MedConv: Convolutions Beat Transformers on Long-Tailed Bone Density Prediction
Xuyin Qi, Zeyu Zhang, Huazhan Zheng, Mingxi Chen, Numan Kutaiba, Ruth Lim, Cherie Chiang, Zi En Tham, Xuan Ren, Wenxin Zhang, Lei Zhang, Hao Zhang, Wenbing Lv, Guangzhen Yao, Renda Han, Kangsheng Wang, Mingyuan Li, Hongtao Mao, Yu Li, Zhibin Liao, Yang Zhao, Minh-Son To
TL;DR
MedConv addresses CT-based bone density prediction under long-tailed class distributions by replacing transformer architectures with a computationally efficient 3D CNN backbone (3D ResNet-50). It couples Balanced Cross-Entropy loss and post-hoc logit adjustment to improve minority-class performance and probability calibration, leveraging high-quality TotalSegmentator segmentation. On the AustinSpine dataset, MedConv achieves up to 21% accuracy and 20% ROC AUC improvements over prior methods, outperforming transformer baselines in accuracy, sensitivity, and specificity. The findings highlight the practical potential for clinical deployment, emphasizing segmentation quality and careful hyperparameter tuning as essential factors for robust, efficient CT-based bone-density assessment.
Abstract
Bone density prediction via CT scans to estimate T-scores is crucial, providing a more precise assessment of bone health compared to traditional methods like X-ray bone density tests, which lack spatial resolution and the ability to detect localized changes.

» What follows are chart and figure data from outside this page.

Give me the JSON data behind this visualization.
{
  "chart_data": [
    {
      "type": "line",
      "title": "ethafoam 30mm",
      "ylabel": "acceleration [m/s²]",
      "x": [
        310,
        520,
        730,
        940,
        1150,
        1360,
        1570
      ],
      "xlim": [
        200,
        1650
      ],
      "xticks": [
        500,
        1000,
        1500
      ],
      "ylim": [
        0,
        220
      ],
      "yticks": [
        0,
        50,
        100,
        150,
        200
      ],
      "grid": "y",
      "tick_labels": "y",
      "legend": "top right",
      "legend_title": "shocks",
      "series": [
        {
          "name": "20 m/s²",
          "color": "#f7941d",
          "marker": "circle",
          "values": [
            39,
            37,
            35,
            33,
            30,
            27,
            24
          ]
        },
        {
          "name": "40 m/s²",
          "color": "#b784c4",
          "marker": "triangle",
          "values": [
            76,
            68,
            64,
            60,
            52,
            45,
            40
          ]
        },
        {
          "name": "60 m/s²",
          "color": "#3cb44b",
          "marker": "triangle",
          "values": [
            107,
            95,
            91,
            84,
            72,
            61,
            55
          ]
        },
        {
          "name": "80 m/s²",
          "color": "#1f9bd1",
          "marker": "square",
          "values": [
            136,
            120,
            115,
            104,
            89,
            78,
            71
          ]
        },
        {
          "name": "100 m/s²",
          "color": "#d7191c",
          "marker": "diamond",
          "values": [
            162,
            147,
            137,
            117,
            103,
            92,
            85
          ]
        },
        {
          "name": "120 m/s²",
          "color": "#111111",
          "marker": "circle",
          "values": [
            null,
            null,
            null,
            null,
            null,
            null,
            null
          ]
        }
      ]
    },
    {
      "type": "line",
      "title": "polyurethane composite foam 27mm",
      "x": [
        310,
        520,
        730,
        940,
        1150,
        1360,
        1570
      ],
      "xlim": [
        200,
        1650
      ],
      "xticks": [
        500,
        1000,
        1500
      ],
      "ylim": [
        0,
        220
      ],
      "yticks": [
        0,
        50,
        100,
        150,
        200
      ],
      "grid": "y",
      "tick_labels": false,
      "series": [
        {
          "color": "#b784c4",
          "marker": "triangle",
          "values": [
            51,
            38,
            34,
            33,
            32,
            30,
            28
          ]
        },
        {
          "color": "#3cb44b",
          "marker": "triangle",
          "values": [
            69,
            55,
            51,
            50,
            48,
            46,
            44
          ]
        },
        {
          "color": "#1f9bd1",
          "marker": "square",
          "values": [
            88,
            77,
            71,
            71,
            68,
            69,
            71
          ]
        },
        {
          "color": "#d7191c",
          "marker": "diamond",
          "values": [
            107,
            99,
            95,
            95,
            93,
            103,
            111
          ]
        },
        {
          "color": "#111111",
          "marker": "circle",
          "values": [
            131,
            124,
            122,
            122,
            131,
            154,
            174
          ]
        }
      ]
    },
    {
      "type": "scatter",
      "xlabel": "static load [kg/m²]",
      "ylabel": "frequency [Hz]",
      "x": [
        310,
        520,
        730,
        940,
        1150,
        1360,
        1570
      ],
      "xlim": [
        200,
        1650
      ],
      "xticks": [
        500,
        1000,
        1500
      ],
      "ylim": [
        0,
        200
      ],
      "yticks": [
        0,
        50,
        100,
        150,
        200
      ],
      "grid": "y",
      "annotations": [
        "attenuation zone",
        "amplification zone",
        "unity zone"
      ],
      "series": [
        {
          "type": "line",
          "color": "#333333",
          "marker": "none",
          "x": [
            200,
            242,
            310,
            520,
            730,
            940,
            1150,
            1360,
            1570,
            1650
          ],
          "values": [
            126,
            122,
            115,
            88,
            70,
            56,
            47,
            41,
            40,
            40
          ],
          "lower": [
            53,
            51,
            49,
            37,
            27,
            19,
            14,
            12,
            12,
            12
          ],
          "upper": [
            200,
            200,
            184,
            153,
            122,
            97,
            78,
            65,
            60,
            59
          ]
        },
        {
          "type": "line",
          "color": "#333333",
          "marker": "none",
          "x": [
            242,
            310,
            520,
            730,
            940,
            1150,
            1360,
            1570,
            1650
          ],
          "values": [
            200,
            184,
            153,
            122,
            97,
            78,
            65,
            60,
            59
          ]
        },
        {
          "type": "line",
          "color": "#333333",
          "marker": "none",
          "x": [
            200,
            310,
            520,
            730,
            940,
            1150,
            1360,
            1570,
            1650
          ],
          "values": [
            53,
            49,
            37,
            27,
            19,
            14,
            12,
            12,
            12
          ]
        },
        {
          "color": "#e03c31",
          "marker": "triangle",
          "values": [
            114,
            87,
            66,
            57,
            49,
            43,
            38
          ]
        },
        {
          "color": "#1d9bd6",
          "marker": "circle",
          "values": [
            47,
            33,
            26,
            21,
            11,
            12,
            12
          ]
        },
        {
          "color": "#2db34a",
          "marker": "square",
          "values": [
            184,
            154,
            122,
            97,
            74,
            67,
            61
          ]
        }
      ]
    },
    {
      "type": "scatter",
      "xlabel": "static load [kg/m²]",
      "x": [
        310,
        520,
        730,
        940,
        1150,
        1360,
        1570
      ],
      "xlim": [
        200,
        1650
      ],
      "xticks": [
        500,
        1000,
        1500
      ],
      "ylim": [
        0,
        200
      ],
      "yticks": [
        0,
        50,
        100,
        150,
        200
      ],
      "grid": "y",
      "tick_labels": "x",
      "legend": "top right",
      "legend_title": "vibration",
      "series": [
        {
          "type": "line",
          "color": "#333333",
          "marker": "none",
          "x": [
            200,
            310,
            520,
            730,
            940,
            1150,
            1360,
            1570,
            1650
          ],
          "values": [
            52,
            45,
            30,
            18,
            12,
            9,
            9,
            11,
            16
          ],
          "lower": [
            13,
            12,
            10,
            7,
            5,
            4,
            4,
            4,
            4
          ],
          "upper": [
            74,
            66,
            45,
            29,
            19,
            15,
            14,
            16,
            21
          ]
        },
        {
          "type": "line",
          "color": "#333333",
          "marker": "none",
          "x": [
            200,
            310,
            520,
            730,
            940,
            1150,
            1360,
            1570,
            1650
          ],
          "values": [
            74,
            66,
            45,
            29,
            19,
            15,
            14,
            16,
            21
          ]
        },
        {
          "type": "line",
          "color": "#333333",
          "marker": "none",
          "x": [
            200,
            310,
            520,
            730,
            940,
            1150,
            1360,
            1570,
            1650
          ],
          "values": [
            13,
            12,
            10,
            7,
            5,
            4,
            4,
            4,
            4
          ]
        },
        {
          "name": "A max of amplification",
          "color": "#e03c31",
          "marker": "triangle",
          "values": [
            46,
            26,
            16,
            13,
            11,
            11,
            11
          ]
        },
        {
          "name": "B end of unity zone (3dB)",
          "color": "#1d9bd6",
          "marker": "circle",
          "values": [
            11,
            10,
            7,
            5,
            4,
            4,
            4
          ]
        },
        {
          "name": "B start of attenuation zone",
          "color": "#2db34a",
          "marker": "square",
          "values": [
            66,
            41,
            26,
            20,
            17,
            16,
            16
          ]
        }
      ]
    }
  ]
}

However, CT-based prediction faces two major challenges: the high computational complexity of transformer-based architectures, which limits their deployment in portable and clinical settings, and the imbalanced, long-tailed distribution of real-world hospital data that skews predictions. To address these issues, we introduce MedConv, a convolutional model for bone density prediction that outperforms transformer models with lower computational demands. We also adapt Bal-CE loss and post-hoc logit adjustment to improve class balance. Extensive experiments on our AustinSpine dataset shows that our approach achieves up to 21% improvement in accuracy and 20% in ROC AUC over previous state-of-the-art methods.